President Obama earlier today in at the University of Richmond—located right inside Eric Cantor's congressional district:
I'm asking you to lift up your voices, not just here in Richmond—anybody watching, listening, following online, I want you to call, I want to email, I want you to Tweet. I want you to Fax, I want you to visit, I want you to Facebook. Send a carrier pigeon.
I want you to tell your congressperson the time for gridlock and games is over, the time for action is now, the time to create jobs is now. Pass this bill!
If you want construction workers on the work site, pass this bill. If you want teachers in the classroom, pass this bill. If you want small business owners to hire new people, pass this bill. If you veterans to get their share of opportunity that they helped create, pass this bill. If you want a tax break, pass this bill.
Prove you will fight as hard for tax cuts for workers and middle-class people as you do for oil companies and rich folks. Pass this bill! Let's get something done.
The White House isn't publicly admitting that today's venue selection had anything to do with Cantor, but it obviously wasn't a coincidence.
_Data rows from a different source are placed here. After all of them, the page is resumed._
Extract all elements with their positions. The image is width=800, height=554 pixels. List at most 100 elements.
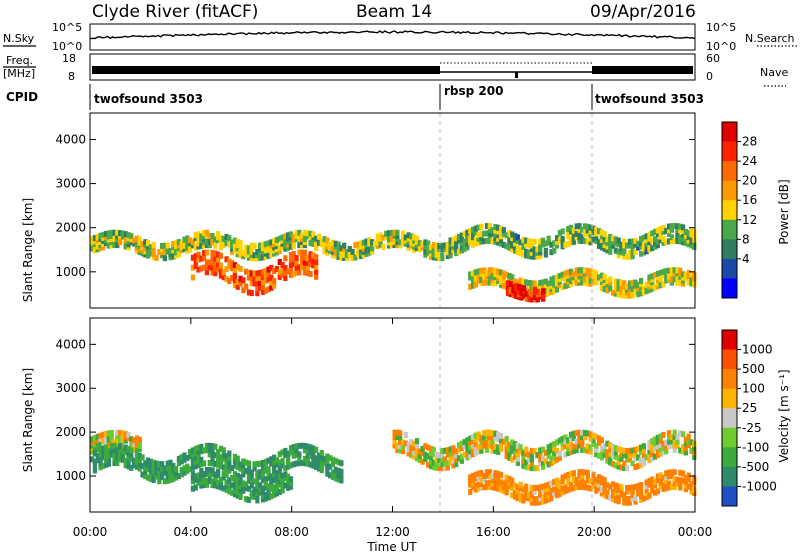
data-cell xyxy=(126,232,131,239)
data-cell xyxy=(524,252,529,259)
data-cell xyxy=(468,452,473,459)
data-cell xyxy=(577,480,582,487)
colorbar-tick-label: 8 xyxy=(742,232,750,246)
data-cell xyxy=(263,250,268,257)
data-cell xyxy=(316,456,322,463)
data-cell xyxy=(129,451,134,458)
data-cell xyxy=(202,236,207,243)
data-cell xyxy=(650,446,655,453)
data-cell xyxy=(182,236,187,243)
data-cell xyxy=(137,452,142,459)
data-cell xyxy=(468,235,473,242)
data-cell xyxy=(580,234,585,241)
data-cell xyxy=(426,249,431,256)
data-cell xyxy=(269,284,274,291)
data-cell xyxy=(216,237,221,244)
data-cell xyxy=(554,492,560,499)
data-cell xyxy=(636,445,641,452)
cpid-mode-2: rbsp 200 xyxy=(444,84,503,98)
data-cell xyxy=(522,292,527,299)
data-cell xyxy=(148,250,154,257)
data-cell xyxy=(644,490,649,497)
data-cell xyxy=(532,448,537,455)
data-cell xyxy=(529,456,534,463)
data-cell xyxy=(613,449,618,456)
data-cell xyxy=(510,231,515,238)
data-cell xyxy=(591,482,596,489)
data-cell xyxy=(462,443,467,450)
data-cell xyxy=(283,233,288,240)
data-cell xyxy=(132,457,137,464)
data-cell xyxy=(218,241,224,248)
data-cell xyxy=(98,447,103,454)
data-cell xyxy=(311,445,316,452)
data-cell xyxy=(627,280,632,287)
data-cell xyxy=(546,485,551,492)
data-cell xyxy=(364,241,369,248)
data-cell xyxy=(227,480,232,487)
data-cell xyxy=(498,275,504,282)
data-cell xyxy=(286,459,291,466)
data-cell xyxy=(543,281,548,288)
data-cell xyxy=(92,444,98,451)
data-cell xyxy=(218,267,224,274)
data-cell xyxy=(638,277,644,284)
data-cell xyxy=(580,237,585,244)
data-cell xyxy=(484,438,490,445)
data-cell xyxy=(650,276,655,283)
data-cell xyxy=(193,232,198,239)
data-cell xyxy=(613,247,618,254)
data-cell xyxy=(484,273,490,280)
data-cell xyxy=(582,279,588,286)
data-cell xyxy=(101,449,106,456)
data-cell xyxy=(574,223,579,230)
data-cell xyxy=(658,269,663,276)
x-tick-label: 00:00 xyxy=(73,525,108,539)
data-cell xyxy=(644,479,649,486)
data-cell xyxy=(470,273,476,280)
data-cell xyxy=(168,459,173,466)
data-cell xyxy=(468,444,473,451)
data-cell xyxy=(563,273,568,280)
colorbar-tick-label: -25 xyxy=(742,421,762,435)
data-cell xyxy=(608,442,613,449)
data-cell xyxy=(311,231,316,238)
data-cell xyxy=(490,279,495,286)
data-cell xyxy=(266,246,271,253)
data-cell xyxy=(244,485,249,492)
data-cell xyxy=(280,487,285,494)
data-cell xyxy=(356,250,361,257)
data-cell xyxy=(294,447,299,454)
data-cell xyxy=(538,238,543,245)
data-cell xyxy=(526,238,532,245)
data-cell xyxy=(613,445,618,452)
freq-label: Freq. xyxy=(6,54,33,67)
data-cell xyxy=(232,246,238,253)
data-cell xyxy=(532,499,537,506)
data-cell xyxy=(179,471,184,478)
data-cell xyxy=(423,456,428,463)
data-cell xyxy=(98,459,103,466)
data-cell xyxy=(658,226,663,233)
data-cell xyxy=(339,245,344,252)
data-cell xyxy=(571,271,576,278)
data-cell xyxy=(664,448,669,455)
data-cell xyxy=(92,244,98,251)
data-cell xyxy=(515,245,520,252)
data-cell xyxy=(232,476,238,483)
data-cell xyxy=(652,228,658,235)
data-cell xyxy=(613,284,618,291)
data-cell xyxy=(260,242,266,249)
data-cell xyxy=(619,451,624,458)
data-cell xyxy=(582,469,588,476)
data-cell xyxy=(529,242,534,249)
data-cell xyxy=(230,489,235,496)
data-cell xyxy=(473,275,478,282)
data-cell xyxy=(557,454,562,461)
data-cell xyxy=(468,439,473,446)
data-cell xyxy=(473,441,478,448)
data-cell xyxy=(148,467,154,474)
data-cell xyxy=(434,245,439,252)
data-cell xyxy=(266,271,271,278)
data-cell xyxy=(232,281,238,288)
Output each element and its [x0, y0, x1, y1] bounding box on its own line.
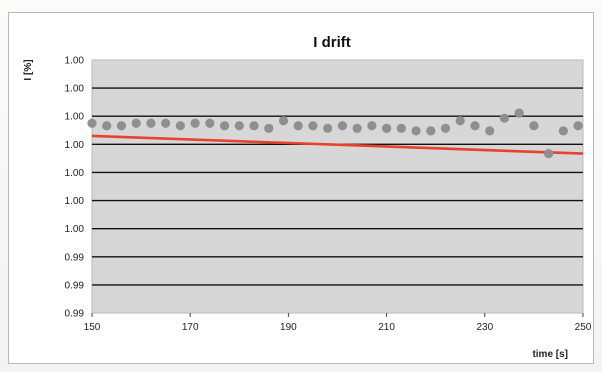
y-tick-label-8: 0.99 — [65, 280, 85, 291]
x-tick-label-2: 190 — [280, 322, 297, 333]
data-point-7 — [190, 118, 200, 128]
data-point-32 — [558, 126, 568, 136]
data-point-33 — [573, 121, 583, 131]
data-point-29 — [514, 108, 524, 118]
data-point-28 — [499, 113, 510, 123]
y-tick-label-5: 1.00 — [65, 196, 85, 207]
data-point-9 — [219, 121, 230, 131]
data-point-21 — [396, 123, 406, 133]
y-tick-label-6: 1.00 — [65, 224, 85, 235]
data-point-6 — [175, 121, 185, 131]
data-point-15 — [308, 121, 318, 131]
x-tick-label-5: 250 — [575, 322, 592, 333]
y-tick-label-9: 0.99 — [65, 309, 85, 320]
y-tick-label-4: 1.00 — [65, 168, 85, 179]
data-point-16 — [323, 123, 333, 133]
data-point-20 — [382, 123, 392, 133]
x-tick-label-4: 230 — [476, 322, 493, 333]
y-tick-label-2: 1.00 — [65, 112, 85, 123]
chart-title: I drift — [313, 34, 351, 51]
data-point-22 — [411, 126, 421, 136]
y-tick-label-7: 0.99 — [65, 252, 85, 263]
data-point-25 — [455, 116, 465, 126]
y-tick-label-0: 1.00 — [65, 56, 85, 67]
data-point-31 — [544, 149, 554, 159]
data-points — [87, 108, 583, 159]
data-point-5 — [161, 118, 171, 128]
x-axis-label: time [s] — [532, 349, 568, 360]
data-point-19 — [367, 121, 377, 131]
data-point-26 — [470, 121, 480, 131]
data-point-23 — [426, 126, 436, 136]
y-axis-ticks: 1.00 1.00 1.00 1.00 1.00 1.00 1.00 0.99 0.99 0.99 — [65, 56, 85, 320]
data-point-18 — [352, 123, 362, 133]
x-tick-label-1: 170 — [182, 322, 199, 333]
x-tick-label-3: 210 — [378, 322, 395, 333]
y-tick-label-3: 1.00 — [65, 140, 85, 151]
y-axis-label: I [%] — [23, 59, 34, 80]
data-point-3 — [131, 118, 141, 128]
data-point-1 — [102, 121, 112, 131]
trend-line — [91, 134, 584, 155]
plot-area — [91, 59, 584, 314]
trend-line-segment — [91, 134, 584, 155]
x-axis-ticks: 150 170 190 210 230 250 — [84, 313, 592, 333]
data-point-4 — [146, 118, 156, 128]
data-point-13 — [278, 116, 289, 126]
data-point-10 — [234, 121, 244, 131]
data-point-24 — [440, 123, 451, 133]
data-point-12 — [264, 123, 274, 133]
data-point-2 — [116, 121, 127, 131]
data-point-8 — [205, 118, 215, 128]
data-point-27 — [485, 126, 495, 136]
data-point-30 — [529, 121, 539, 131]
data-point-17 — [337, 121, 348, 131]
data-point-11 — [249, 121, 259, 131]
data-point-0 — [87, 118, 97, 128]
x-tick-label-0: 150 — [84, 322, 101, 333]
y-tick-label-1: 1.00 — [65, 84, 85, 95]
data-point-14 — [293, 121, 303, 131]
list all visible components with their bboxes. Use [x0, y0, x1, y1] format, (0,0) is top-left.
And based on Cantor's reaction—asking Obama to not take his message directly to the public—it seems like it got under his skin. And that, of course, is the point. The only way we're going to get Republicans to take action is if they fear that they could lose their own jobs next November.
Cantor has tried to sound reasonable, saying Republicans would be willing to consider elements of the American Jobs Act and even might approve components of the package on a piecemeal basis. The White House, however, is rejecting that approach. Greg Sargent:
Yesterday, after the President finished up his speech last night, House Republicans responded by signaling an openness to passing parts of Obama’s new jobs bill, while signaling disapproval of Obama’s vow to barnstorm the country to get the American Jobs Act passed in its current form.
“The message was: either accept my package as it is, or I will take it to the American people,” Eric Cantor said. “I would say that that’s the wrong approach.”
Today, the White House offered its answer: Sorry, we want the whole bill passed. Nothing less.
As Greg points out, the White House appears to believe they've turned the tables on the GOP, putting Republicans in a position where they must either act or accept responsibility for failing to act. But as President Obama made clear last night and today, they do not think they can do it without help from the American public. And the flip side of that is equally true: we cannot do it without the President.